Asım Öz: Son dönemde yazılı ve sözlü ortamlarda sıklıkla kullanılan İslamofobi kavramı nedir?
Nihat Uzun: İslamofobi, kelime olarak "İslam korkusu" anlamına geliyor. "Phobos" Yunanca bir kelime ve "korku" demek. İslam ile yan yana getirilerek bu ifade elde ediliyor. Bir kavram olarak ise –her ne kadar bütün uluslar arası organizasyonlarca resmi anlamda kabul edilmese de- "bütün Müslümanlara ya da çoğunluğuna karşı duyulan ve sadece dille değil aynı zamanda çalışma hayatındaki veya hizmetlerden yararlanma hususundaki ayrımcılık, şiddet suçları, toplum hayatı ve uluslararası ilişkilerden tecrit etme yoluyla ifade edilen korku ve düşmanlık hisleri" şeklinde tanımlamak mümkündür.
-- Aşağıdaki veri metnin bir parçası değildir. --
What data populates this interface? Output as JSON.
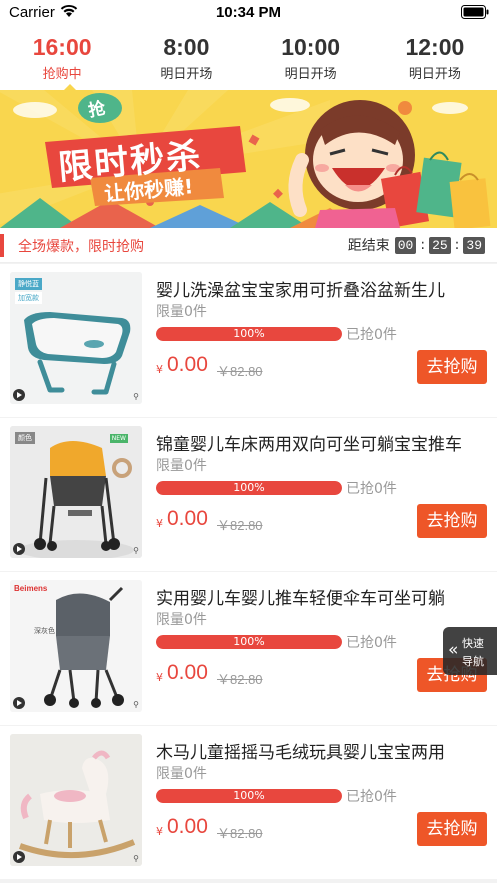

İslamofobik algılar denildiğinde neler akla gelir?
İslamofobik algılar, esasen İslamofobik kimselerin İslam algılarının, İslam'a bakışlarının neticesinde ortaya çıkan durumlardır. İslamofobi hakkında hazırlanan kimi raporlarda bunlar şöyle maddeleştirilmiştir:
1) İslam tek bir blok halinde, durağan ve değişime kapalı olarak görülmektedir.
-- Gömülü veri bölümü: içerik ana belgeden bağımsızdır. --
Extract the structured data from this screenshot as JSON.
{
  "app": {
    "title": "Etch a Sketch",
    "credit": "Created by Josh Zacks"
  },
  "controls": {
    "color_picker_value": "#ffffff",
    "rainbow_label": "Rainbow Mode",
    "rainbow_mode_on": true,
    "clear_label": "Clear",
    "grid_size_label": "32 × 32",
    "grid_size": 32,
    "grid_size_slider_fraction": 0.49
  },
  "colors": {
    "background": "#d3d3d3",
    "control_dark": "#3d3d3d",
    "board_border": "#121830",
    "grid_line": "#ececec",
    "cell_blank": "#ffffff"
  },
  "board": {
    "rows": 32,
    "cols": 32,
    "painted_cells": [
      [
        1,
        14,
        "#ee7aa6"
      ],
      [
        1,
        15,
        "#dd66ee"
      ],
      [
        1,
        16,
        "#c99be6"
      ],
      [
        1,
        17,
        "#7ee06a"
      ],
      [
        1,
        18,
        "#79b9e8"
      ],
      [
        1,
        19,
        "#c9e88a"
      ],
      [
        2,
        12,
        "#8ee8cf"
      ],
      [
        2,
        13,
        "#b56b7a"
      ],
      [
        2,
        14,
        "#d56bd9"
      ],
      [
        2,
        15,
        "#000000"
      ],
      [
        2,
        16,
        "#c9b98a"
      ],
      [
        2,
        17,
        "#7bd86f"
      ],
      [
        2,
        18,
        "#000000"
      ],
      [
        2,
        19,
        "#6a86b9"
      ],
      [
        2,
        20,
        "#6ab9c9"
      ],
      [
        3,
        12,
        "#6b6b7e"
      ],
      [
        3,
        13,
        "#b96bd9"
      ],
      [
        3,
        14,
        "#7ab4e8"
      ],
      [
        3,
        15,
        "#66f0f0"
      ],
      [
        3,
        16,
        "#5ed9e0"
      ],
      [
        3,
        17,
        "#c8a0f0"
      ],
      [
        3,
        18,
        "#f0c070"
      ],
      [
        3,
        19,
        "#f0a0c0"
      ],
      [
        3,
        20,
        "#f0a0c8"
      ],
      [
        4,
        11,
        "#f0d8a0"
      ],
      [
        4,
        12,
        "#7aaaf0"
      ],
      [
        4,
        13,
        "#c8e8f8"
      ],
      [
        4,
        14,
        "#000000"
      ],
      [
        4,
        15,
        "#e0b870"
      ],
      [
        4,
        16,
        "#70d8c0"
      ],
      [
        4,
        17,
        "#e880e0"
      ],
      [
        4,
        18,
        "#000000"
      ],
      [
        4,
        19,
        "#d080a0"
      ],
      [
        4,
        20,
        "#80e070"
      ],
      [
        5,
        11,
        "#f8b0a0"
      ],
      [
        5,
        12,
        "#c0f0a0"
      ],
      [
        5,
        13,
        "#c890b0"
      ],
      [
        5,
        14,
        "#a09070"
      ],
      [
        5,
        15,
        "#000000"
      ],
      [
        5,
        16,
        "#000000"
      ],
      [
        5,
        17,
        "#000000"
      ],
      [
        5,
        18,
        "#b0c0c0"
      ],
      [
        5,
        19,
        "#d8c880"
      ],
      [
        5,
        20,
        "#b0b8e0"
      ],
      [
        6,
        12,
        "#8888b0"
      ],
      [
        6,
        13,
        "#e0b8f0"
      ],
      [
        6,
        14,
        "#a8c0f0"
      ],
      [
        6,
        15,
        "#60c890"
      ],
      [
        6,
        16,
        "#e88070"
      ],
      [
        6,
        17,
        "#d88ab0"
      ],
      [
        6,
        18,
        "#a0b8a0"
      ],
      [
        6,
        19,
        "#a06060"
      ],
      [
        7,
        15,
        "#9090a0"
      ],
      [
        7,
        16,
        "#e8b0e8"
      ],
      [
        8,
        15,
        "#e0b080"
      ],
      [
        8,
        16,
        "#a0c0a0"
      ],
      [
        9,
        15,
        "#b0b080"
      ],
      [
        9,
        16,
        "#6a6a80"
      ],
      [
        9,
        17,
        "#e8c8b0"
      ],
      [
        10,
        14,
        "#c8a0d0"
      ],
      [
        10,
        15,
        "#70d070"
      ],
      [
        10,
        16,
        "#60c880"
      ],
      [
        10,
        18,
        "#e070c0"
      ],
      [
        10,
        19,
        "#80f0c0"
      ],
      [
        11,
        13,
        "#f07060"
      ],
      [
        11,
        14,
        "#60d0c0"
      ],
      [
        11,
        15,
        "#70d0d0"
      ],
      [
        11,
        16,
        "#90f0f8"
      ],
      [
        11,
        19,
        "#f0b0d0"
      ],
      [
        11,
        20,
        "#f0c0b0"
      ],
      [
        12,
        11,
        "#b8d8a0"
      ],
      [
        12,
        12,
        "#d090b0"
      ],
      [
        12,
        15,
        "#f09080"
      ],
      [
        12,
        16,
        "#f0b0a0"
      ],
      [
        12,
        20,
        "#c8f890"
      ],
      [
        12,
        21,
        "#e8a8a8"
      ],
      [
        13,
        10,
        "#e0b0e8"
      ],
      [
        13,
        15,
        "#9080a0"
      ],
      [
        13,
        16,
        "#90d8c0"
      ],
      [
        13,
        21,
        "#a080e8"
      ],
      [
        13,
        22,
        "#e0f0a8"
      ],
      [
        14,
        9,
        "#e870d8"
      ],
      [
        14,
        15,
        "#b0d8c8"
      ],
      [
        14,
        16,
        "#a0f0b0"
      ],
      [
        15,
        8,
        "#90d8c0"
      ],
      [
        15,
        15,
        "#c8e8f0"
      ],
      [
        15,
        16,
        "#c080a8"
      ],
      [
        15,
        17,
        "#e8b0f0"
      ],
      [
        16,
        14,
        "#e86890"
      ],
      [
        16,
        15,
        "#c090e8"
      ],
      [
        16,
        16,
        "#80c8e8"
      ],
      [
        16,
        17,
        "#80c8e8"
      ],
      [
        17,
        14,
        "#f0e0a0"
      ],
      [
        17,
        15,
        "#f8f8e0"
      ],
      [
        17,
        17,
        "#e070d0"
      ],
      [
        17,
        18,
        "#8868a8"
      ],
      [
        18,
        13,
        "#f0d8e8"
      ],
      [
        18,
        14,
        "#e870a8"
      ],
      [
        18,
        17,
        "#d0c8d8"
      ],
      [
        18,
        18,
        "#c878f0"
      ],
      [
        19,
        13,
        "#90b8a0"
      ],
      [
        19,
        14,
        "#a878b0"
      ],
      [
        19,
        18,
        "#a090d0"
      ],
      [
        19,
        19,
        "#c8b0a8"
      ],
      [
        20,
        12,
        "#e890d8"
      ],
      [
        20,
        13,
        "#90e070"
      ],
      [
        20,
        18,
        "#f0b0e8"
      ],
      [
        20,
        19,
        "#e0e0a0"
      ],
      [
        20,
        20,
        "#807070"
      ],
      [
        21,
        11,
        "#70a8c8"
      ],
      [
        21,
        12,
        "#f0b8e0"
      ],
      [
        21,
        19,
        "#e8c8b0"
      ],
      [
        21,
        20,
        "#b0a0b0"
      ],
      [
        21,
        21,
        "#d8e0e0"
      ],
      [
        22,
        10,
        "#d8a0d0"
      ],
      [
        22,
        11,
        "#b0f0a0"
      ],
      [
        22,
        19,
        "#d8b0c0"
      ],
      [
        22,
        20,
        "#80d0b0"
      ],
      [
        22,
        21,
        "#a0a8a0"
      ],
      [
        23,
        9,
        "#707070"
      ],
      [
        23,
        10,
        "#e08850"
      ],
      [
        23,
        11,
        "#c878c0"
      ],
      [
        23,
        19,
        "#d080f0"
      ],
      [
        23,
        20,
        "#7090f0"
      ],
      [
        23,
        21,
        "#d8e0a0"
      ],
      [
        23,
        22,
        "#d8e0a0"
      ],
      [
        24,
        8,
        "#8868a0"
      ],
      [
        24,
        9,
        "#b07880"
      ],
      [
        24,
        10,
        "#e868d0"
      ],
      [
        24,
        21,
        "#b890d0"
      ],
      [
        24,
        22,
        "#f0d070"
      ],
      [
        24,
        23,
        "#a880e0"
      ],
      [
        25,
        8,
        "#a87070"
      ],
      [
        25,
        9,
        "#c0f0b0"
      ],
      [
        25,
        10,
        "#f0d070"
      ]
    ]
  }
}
2) İslam, farklı ve "öteki" olarak görülmektedir. İslam başka kültürlerle ortak değerlere sahip değildir; onlardan etkilenmemekte ve onları etkilememektedir.
3) İslam, Batı'ya göre ikinci sınıf olarak görülmektedir. İslam barbar, akıldışı, ilkel ve cinsiyet ayrımcılığı yapan bir yapıdadır.
4) İslam, şiddet yanlısı, saldırgan, tehditkâr, terör destekçisi ve "medeniyetler çatışması"na girişmiş olarak görülmektedir.
5) İslam, siyasi bir ideoloji olarak görülmekte ve onun, siyasi ve askeri üstünlük için kullanıldığı düşünülmektedir.
6) İslam'ın Batı'ya dair yaptığı eleştiriler hiç dikkate alınmaksızın reddedilmektedir. (Yani bu tür eleştirilerin bir kıymet-i harbiyesi yoktur.)
7) İslam düşmanlığı, Müslümanlara karşı sergilenen ayrımcı uygulamaları ve onların toplumdan dışlanmasını haklı çıkarmak için kullanılmaktadır.
8) İslam düşmanlığı tabii ve normal olarak görülmektedir.
Peki, bu algıların genellikle 11 Eylül saldırıları sonrasında oluştuğu yönündeki yaygın kanaat hakkında ne düşünüyorsunuz?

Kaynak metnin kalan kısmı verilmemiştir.